The angled plywood panels on both sides of the galley were rotten from leaking bow seat windows.
I didn’t save the old panels, which would have made good patterns. No problem, though, because I’ve got a Eureka Zone EZ-One woodworking center that makes cutting perfect angles on ply a breeze.
Measuring and marking the panel took longer than the actual set-up and cutting with the EZ-One. Given the space I have to work in, there’s no way I could have done this with a table saw. The first panel needed a fraction of a degree of additional material cut from the angle. No problem–just put the panel under the track guide edge and position it so the saw cuts nothing on one end and 1/16″ at the far end of the cut. Set-up and the cut itself took less than a minute. Try that with a conventional table or panel saw!
Buffalo Batts provide the biggest “bang for the buck” when it comes to insulation that’s appropriate for the humid marine environment. I put the Buffalo Batt scraps on the panel in the pic above after coating the back with epoxy, yielding R3 insulation on the backside of the panels. The ICA clear on the face of the panel was already cured.
Chris Craft used bungs to cover screw holes that held their interiors together, but I’m trying to avoid bungs wherever possible. Like most new boats, this panel will be just glued in place with epoxy.
The new wood isn’t quite a perfect match to the 1968-era mahogany, but with the Pettit 1095p stain it’s pretty close.
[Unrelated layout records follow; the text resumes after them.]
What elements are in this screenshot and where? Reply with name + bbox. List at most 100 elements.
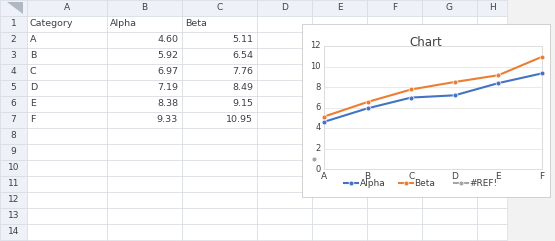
Bar — [367, 48, 422, 64]
Bar — [0, 208, 27, 224]
Text: D: D — [30, 83, 37, 93]
Bar — [312, 176, 367, 192]
Text: 4: 4 — [316, 123, 321, 133]
Bar — [257, 192, 312, 208]
Bar — [422, 32, 477, 48]
Bar — [27, 176, 107, 192]
Text: 3: 3 — [11, 52, 17, 60]
Bar — [367, 208, 422, 224]
Text: G: G — [446, 4, 453, 13]
Text: 6: 6 — [11, 100, 17, 108]
Bar — [182, 80, 257, 96]
Bar — [312, 16, 367, 32]
Bar — [312, 144, 367, 160]
Bar — [477, 160, 507, 176]
Bar — [0, 224, 27, 240]
Text: 14: 14 — [8, 228, 19, 236]
Bar — [257, 160, 312, 176]
Bar — [302, 24, 550, 197]
Bar — [107, 208, 182, 224]
Text: C: C — [408, 172, 415, 181]
Bar — [367, 96, 422, 112]
Bar — [312, 0, 367, 16]
Bar — [367, 16, 422, 32]
Bar — [422, 128, 477, 144]
Bar — [367, 0, 422, 16]
Bar — [182, 0, 257, 16]
Bar — [477, 192, 507, 208]
Text: H: H — [488, 4, 496, 13]
Bar — [257, 176, 312, 192]
Bar — [367, 176, 422, 192]
Bar — [27, 16, 107, 32]
Bar — [182, 128, 257, 144]
Bar — [0, 64, 27, 80]
Text: 2: 2 — [11, 35, 16, 45]
Bar — [257, 208, 312, 224]
Bar — [477, 0, 507, 16]
Bar — [107, 128, 182, 144]
Bar — [257, 96, 312, 112]
Bar — [0, 96, 27, 112]
Bar — [107, 80, 182, 96]
Bar — [182, 96, 257, 112]
Bar — [182, 64, 257, 80]
Bar — [107, 16, 182, 32]
Text: E: E — [30, 100, 36, 108]
Bar — [0, 160, 27, 176]
Text: 9.15: 9.15 — [232, 100, 253, 108]
Bar — [27, 0, 107, 16]
Bar — [182, 176, 257, 192]
Bar — [0, 80, 27, 96]
Polygon shape — [7, 2, 23, 14]
Bar — [477, 176, 507, 192]
Bar — [477, 128, 507, 144]
Text: F: F — [392, 4, 397, 13]
Bar — [257, 144, 312, 160]
Bar — [422, 80, 477, 96]
Text: Chart: Chart — [410, 36, 442, 49]
Bar — [312, 80, 367, 96]
Text: E: E — [337, 4, 342, 13]
Bar — [257, 112, 312, 128]
Bar — [107, 160, 182, 176]
Bar — [107, 48, 182, 64]
Bar — [107, 192, 182, 208]
Bar — [312, 160, 367, 176]
Bar — [422, 224, 477, 240]
Text: 4.60: 4.60 — [157, 35, 178, 45]
Bar — [367, 144, 422, 160]
Text: 8.49: 8.49 — [232, 83, 253, 93]
Bar — [0, 32, 27, 48]
Bar — [182, 160, 257, 176]
Text: 7.19: 7.19 — [157, 83, 178, 93]
Text: F: F — [30, 115, 36, 125]
Text: E: E — [496, 172, 501, 181]
Text: 5.11: 5.11 — [232, 35, 253, 45]
Bar — [367, 128, 422, 144]
Bar — [27, 112, 107, 128]
Bar — [312, 224, 367, 240]
Bar — [422, 144, 477, 160]
Bar — [0, 48, 27, 64]
Bar — [477, 144, 507, 160]
Bar — [477, 64, 507, 80]
Bar — [422, 176, 477, 192]
Text: F: F — [539, 172, 544, 181]
Text: 8: 8 — [11, 132, 17, 141]
Bar — [27, 96, 107, 112]
Bar — [0, 192, 27, 208]
Bar — [367, 32, 422, 48]
Bar — [312, 32, 367, 48]
Bar — [0, 176, 27, 192]
Text: 1: 1 — [11, 20, 17, 28]
Text: D: D — [451, 172, 458, 181]
Text: B: B — [365, 172, 371, 181]
Bar — [312, 112, 367, 128]
Text: 4: 4 — [11, 67, 16, 76]
Text: 2: 2 — [316, 144, 321, 153]
Bar — [27, 224, 107, 240]
Text: Alpha: Alpha — [110, 20, 137, 28]
Bar — [0, 128, 27, 144]
Bar — [0, 0, 27, 16]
That refrigerator has been a pain in the but ever since I moved it aboard after I got the paperwork SNAFU resolved back in 2012. It came in through the salon roof hatch hole on the same “crane day” as the Cummins 6CTAs and the washer and dryer that are in the aft stateroom, and the fridge has been in the way ever since. It was nice to finally have a use for the thing!
I’ve got the starboard side mahogany panel ready to install, but some other things are calling for my attention. Motion Windows tells me my helm station windows are on the way, and winter is coming so it’s time to get the window frame installed. Also, I need to install the port engine before it gets too cold.